Innovative summarization setups. Journalism serves as a major use case in AIPHES in order to apply novel information preparation methods to heterogeneous data from a real-world domain. To this end, we have recently created a corpus of journalistic live blogs (P.V.S. et al., 2018). Live blogs are dynamic news articles about a certain event (e.g., an election). Journalists update them manually during an ongoing event. To provide readers with concise up-to-date information, they regularly write or update a summary which can be seen as a multi-document summary of the individual news items.

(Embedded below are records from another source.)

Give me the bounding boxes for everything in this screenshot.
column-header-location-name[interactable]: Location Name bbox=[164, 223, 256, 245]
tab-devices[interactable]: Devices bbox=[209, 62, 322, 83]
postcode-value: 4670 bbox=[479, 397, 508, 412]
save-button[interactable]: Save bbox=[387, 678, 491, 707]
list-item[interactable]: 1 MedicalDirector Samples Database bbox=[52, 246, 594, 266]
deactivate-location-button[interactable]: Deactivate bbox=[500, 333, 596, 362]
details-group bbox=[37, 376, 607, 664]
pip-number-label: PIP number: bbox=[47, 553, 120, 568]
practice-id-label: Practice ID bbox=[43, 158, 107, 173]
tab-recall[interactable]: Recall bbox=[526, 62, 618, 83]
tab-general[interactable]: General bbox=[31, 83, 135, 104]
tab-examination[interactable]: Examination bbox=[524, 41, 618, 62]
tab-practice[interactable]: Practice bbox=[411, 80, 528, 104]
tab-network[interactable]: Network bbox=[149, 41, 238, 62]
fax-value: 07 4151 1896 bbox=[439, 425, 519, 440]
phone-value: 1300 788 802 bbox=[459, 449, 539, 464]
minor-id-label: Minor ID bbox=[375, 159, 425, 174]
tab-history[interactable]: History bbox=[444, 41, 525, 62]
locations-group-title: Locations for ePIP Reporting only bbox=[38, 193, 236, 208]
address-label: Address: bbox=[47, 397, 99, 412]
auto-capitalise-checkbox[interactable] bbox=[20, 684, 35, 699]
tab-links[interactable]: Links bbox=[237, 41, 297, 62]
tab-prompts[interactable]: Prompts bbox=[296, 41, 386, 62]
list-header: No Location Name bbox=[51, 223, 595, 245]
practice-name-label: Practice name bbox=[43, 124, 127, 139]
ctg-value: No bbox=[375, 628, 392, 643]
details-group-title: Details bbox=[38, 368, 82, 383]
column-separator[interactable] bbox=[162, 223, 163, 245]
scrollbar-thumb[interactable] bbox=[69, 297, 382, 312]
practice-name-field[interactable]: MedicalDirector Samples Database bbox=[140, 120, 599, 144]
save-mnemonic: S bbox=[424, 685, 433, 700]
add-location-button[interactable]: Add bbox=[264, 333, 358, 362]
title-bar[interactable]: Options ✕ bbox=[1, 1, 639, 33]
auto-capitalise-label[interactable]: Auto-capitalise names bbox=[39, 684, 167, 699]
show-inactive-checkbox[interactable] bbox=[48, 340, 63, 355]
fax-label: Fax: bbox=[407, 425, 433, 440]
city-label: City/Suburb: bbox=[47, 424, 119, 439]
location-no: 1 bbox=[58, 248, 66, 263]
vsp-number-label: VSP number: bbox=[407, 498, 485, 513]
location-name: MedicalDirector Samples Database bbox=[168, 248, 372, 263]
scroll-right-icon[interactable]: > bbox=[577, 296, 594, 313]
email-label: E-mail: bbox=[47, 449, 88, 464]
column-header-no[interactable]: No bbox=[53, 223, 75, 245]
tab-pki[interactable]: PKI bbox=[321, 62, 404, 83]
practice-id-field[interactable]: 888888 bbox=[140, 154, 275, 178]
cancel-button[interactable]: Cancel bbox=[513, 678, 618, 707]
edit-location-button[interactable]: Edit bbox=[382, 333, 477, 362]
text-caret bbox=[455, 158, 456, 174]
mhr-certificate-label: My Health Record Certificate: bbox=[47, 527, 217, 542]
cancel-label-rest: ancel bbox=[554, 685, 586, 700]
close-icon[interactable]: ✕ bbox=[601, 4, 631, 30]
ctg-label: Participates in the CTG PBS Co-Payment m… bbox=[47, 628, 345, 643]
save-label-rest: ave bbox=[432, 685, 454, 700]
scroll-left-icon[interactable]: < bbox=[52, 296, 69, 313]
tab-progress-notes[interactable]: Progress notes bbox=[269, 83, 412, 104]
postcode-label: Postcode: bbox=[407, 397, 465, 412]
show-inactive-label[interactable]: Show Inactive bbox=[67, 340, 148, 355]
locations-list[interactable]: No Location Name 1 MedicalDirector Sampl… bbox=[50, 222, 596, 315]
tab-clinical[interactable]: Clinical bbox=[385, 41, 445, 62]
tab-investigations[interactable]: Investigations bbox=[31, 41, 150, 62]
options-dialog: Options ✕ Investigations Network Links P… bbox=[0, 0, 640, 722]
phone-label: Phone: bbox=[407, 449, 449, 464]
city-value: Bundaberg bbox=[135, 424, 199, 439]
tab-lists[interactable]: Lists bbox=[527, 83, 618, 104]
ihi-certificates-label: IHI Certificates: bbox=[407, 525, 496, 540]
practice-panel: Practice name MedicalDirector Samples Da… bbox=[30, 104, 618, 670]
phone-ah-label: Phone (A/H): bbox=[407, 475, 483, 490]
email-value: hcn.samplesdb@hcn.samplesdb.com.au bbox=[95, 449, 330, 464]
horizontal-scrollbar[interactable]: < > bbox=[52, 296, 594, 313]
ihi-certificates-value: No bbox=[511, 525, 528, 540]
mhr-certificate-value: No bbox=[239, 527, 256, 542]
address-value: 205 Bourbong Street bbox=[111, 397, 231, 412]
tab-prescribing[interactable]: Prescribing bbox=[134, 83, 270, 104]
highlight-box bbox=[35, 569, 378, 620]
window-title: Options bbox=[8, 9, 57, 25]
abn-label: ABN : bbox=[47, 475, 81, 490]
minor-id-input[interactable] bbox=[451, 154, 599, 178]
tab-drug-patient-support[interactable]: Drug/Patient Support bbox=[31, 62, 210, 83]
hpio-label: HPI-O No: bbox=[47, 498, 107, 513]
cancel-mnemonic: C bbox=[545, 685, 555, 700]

In a research collaboration of all AIPHES guiding themes, we automatically annotate MDS corpora with a wide range of summary-relevant phenomena to jointly compare their effectiveness for MDS. A first joint publication has been recently accepted for publication (Zopf et al., 2018).

Research Data Management and Tools

Repository. Our corpora are available to the research community either openly from our GitHub repository or upon request. Since copyright is a severe constraint to foster MDS research, we also worked towards the C4Corpus (Habernal et al., 2016), a sub corpus of Common Crawl containing only documents that have been explicitly put under open licenses.

Tools. Due to the severe lack of NLP tools for the German language, we have created open-licensed preprocessing components (Remus et al., 2016), annotation schemas (Mújdricza-Maydt et al., 2016), and annotation tools (Meyer et al., 2016; Eckart de Castilho et al., 2016) for German.

Training and teaching. To disseminate knowledge within AIPHES, tools and corpora have been a core topic of our retreats and qualification program. In cooperation with the Heidelberg Graduate Academy and the University and State Library Darmstadt, we organized multiple research data management training courses. Also in university teaching, research data management has been a recurring topic. In the 2018 summer term, we organized, for example, a student lab project at TUDA around the hierarchical summarization corpus.